Yasaman Razeghi


2022

pdf bib
Snoopy: An Online Interface for Exploring the Effect of Pretraining Term Frequencies on Few-Shot LM Performance
Yasaman Razeghi | Raja Sekhar Reddy Mekala | Robert L Logan Iv | Matt Gardner | Sameer Singh
Proceedings of the 2022 Conference on Empirical Methods in Natural Language Processing: System Demonstrations

Current evaluation schemes for large language models often fail to consider the impact of the overlap between pretraining corpus and test data on model performance statistics. Snoopy is an online interface that allows researchers to study this impact in few-shot learning settings. Our demo provides term frequency statistics for the Pile, which is an 800 GB corpus, accompanied by the precomputed performance of EleutherAI/GPT models on more than 20 NLP benchmarks, including numerical, commonsense reasoning, natural language understanding, and question-answering tasks. Snoopy allows a user to interactively align specific terms in test instances with their frequency in the Pile, enabling exploratory analysis of how term frequency is related to the accuracy of the models, which are hard to discover through automated means. A user can look at correlations over various model sizes and numbers of in-context examples and visualize the result across multiple (potentially aggregated) datasets. Using Snoopy, we show that a researcher can quickly replicate prior analyses for numerical tasks, while simultaneously allowing for much more expansive exploration that was previously challenging. Snoopy is available at https://nlp.ics.uci.edu/snoopy.

pdf bib
Impact of Pretraining Term Frequencies on Few-Shot Numerical Reasoning
Yasaman Razeghi | Robert L Logan IV | Matt Gardner | Sameer Singh
Findings of the Association for Computational Linguistics: EMNLP 2022

Pretrained Language Models (LMs) have demonstrated ability to perform numerical reasoning by extrapolating from a few examples in few-shot settings. However, the extent to which this extrapolation relies on robust reasoning is unclear. In this paper, we investigate how well these models reason with terms that are less frequent in the pretraining data. In particular, we examine the correlations between the model performance on test instances and the frequency of terms from those instances in the pretraining data. We measure the strength of this correlation for a number of GPT-based language models (pretrained on the Pile dataset) on various numerical deduction tasks (e.g., arithmetic and unit conversion). Our results consistently demonstrate that models are more accurate on instances whose terms are more prevalent, in some cases above 70% (absolute) more accurate on the top 10% frequent terms in comparison to the bottom 10%. Overall, although LMs appear successful at few-shot numerical reasoning, our results raise the question of how much models actually generalize beyond pretraining data, and we encourage researchers to take the pretraining data into account when interpreting evaluation results.

2020

pdf bib
AutoPrompt: Eliciting Knowledge from Language Models with Automatically Generated Prompts
Taylor Shin | Yasaman Razeghi | Robert L. Logan IV | Eric Wallace | Sameer Singh
Proceedings of the 2020 Conference on Empirical Methods in Natural Language Processing (EMNLP)

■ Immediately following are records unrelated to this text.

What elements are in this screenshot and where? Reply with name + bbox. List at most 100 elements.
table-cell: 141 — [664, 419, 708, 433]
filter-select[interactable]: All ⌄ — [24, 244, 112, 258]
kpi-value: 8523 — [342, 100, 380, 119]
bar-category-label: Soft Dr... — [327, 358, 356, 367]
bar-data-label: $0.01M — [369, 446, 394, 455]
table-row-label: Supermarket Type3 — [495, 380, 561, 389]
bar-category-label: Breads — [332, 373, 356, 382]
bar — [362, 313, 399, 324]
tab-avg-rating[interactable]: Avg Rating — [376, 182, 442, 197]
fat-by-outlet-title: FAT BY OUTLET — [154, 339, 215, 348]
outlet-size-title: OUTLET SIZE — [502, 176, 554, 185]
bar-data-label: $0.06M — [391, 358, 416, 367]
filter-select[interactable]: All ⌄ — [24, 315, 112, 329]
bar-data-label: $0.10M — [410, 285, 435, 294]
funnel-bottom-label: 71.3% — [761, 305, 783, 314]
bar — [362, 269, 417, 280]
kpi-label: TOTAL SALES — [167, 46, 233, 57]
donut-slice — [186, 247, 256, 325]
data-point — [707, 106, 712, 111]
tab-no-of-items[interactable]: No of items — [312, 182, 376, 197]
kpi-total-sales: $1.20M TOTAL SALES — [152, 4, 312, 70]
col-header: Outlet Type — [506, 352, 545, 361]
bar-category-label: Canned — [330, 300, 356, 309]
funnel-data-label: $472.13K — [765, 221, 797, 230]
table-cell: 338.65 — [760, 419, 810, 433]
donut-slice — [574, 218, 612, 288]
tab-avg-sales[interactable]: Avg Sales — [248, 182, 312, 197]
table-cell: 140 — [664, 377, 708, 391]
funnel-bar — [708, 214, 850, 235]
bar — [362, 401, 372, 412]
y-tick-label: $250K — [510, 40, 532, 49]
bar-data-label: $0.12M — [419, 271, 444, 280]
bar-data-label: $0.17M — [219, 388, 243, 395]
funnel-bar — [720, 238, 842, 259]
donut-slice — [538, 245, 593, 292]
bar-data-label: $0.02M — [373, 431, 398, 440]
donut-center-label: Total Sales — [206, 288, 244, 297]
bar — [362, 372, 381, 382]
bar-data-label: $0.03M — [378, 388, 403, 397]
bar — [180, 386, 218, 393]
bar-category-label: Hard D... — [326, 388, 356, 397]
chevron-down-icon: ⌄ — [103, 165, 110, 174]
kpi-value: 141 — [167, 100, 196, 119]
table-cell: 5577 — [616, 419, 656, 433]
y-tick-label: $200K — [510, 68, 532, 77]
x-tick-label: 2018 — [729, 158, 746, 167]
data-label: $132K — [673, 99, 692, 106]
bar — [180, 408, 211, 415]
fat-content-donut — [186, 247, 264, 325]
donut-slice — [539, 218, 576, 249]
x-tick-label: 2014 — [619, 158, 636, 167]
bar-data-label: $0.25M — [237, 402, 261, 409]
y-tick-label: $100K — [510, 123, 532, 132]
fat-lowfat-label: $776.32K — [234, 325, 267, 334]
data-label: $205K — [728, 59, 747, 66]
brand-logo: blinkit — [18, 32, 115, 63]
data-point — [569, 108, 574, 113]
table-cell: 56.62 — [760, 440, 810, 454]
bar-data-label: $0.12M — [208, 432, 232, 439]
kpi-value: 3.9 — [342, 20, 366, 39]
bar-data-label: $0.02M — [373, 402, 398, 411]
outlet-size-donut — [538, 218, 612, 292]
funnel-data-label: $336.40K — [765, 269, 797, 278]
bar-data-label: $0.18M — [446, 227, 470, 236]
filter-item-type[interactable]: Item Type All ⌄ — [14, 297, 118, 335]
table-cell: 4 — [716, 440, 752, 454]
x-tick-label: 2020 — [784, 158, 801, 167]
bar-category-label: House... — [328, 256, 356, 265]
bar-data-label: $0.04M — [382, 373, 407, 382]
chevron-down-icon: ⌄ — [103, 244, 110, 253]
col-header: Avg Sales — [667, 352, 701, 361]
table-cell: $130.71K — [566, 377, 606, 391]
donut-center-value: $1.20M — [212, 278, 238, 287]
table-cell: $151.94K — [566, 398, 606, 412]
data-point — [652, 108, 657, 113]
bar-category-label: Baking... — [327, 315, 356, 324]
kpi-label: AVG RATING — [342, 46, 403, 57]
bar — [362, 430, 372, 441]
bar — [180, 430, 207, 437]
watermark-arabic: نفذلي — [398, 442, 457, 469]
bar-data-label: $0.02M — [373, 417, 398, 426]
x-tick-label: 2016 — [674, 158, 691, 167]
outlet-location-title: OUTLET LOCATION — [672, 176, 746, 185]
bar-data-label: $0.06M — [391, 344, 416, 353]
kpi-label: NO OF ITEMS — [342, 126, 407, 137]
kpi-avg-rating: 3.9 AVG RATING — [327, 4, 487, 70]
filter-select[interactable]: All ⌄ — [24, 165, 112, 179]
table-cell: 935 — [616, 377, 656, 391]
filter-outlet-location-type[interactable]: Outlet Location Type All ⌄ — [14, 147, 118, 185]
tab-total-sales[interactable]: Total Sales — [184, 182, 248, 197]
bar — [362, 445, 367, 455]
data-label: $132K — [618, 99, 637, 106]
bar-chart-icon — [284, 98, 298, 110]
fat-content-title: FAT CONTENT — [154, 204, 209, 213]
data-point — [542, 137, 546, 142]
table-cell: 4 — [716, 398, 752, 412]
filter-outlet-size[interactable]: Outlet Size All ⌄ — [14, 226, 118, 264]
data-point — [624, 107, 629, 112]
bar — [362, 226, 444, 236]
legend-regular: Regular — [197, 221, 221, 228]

The remarkable success of pretrained language models has motivated the study of what kinds of knowledge these models learn during pretraining. Reformulating tasks as fill-in-the-blanks problems (e.g., cloze tests) is a natural approach for gauging such knowledge, however, its usage is limited by the manual effort and guesswork required to write suitable prompts. To address this, we develop AutoPrompt, an automated method to create prompts for a diverse set of tasks, based on a gradient-guided search. Using AutoPrompt, we show that masked language models (MLMs) have an inherent capability to perform sentiment analysis and natural language inference without additional parameters or finetuning, sometimes achieving performance on par with recent state-of-the-art supervised models. We also show that our prompts elicit more accurate factual knowledge from MLMs than the manually created prompts on the LAMA benchmark, and that MLMs can be used as relation extractors more effectively than supervised relation extraction models. These results demonstrate that automatically generated prompts are a viable parameter-free alternative to existing probing methods, and as pretrained LMs become more sophisticated and capable, potentially a replacement for finetuning.